Tuesday, July 1st, 2025

Post-heroic Leadership

Had coffee this morning with Allan Cohen, Distinguished Professor of Global Leadership at Babson College. Cohen and his co-author, David Bradford (now Dean of the Executive Program on Leadership at Stanford’s Graduate School of Business) originated a key distinction we make in the book – between heroic and post-heroic leadership. (This distinction first appeared in their 1984 book, Managing for Excellence).

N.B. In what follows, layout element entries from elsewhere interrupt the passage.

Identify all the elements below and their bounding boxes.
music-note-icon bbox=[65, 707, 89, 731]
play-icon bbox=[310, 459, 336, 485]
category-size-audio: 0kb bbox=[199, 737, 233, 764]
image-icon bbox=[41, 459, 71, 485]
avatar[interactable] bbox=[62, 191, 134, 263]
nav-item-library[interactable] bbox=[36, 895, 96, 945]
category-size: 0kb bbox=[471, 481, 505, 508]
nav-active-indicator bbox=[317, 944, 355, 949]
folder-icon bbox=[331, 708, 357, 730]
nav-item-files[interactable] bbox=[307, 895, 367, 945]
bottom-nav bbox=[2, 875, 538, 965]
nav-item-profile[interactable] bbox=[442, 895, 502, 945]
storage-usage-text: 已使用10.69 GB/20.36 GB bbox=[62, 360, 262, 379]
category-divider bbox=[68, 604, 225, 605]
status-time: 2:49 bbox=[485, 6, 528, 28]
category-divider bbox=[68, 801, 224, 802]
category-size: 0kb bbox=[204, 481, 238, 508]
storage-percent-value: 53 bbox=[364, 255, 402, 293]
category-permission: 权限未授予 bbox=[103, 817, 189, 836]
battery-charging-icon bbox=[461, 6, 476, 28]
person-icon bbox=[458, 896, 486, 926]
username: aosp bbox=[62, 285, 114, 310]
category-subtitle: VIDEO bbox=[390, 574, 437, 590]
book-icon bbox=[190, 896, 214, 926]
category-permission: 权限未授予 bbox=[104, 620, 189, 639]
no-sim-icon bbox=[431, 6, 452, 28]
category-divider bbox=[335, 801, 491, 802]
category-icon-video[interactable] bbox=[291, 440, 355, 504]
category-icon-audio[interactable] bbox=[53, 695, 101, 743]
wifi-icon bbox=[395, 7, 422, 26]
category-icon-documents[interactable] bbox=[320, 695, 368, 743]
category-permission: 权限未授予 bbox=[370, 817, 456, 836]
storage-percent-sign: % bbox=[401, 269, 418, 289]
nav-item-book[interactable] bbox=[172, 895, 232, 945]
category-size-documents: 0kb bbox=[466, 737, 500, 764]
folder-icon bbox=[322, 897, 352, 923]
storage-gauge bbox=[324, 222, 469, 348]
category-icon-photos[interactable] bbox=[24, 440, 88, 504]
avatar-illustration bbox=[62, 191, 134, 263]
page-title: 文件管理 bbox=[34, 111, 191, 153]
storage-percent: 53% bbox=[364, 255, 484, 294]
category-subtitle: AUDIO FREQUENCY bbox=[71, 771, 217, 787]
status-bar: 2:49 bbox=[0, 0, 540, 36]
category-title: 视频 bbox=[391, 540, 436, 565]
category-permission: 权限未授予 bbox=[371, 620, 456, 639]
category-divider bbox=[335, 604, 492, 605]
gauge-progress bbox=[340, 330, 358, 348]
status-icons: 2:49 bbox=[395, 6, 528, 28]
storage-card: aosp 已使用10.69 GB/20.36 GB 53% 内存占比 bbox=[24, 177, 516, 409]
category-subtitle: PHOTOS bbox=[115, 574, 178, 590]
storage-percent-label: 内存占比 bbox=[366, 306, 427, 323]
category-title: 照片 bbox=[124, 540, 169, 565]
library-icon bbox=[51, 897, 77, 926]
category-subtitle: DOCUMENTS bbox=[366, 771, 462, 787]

In Managing for Excellence (focusing on team leadership for middle managers) and their more recent book, Power Up (focusing on team leadership for senior managers), Bradford and Cohen identify two forms of “heroic” leadership, which they call the Technician and the Conductor, and a post-heroic form of leadership they call the Developer. Although they don’t use an explicit developmental framework, like that found in Leadership Agility (see previous post), the characteristics they ascribe to their Technician line up perfectly with our Expert level, their Conductor lines up with our Achiever level, and their Developer encompasses our Catalyst level and certain aspects of our Co-Creator level. (The central story that runs throughout Power Up seems to capture a senior team leader’s transition from the Achiever to the Catalyst level).

Research we consulted in writing the book indicates that about 90% of today’s managers operate from a heroic leadership mindset. That is, they assume sole responsibility for setting their organization’s objectives, coordinating subordinates, and managing their performance. Heroic leadership can be highly effective in certain situations. However, in today’s complex, rapidly changing business environment, heroic leadership overcontrols and underutilizes subordinates.

In this new century, sustained success will require post-heroic leadership. Leaders who operate at these levels of agility retain the ultimate authority and accountability that come with any formal leadership role – but they also work to create highly participative teams and organizations characterized by shared commitment and responsibility.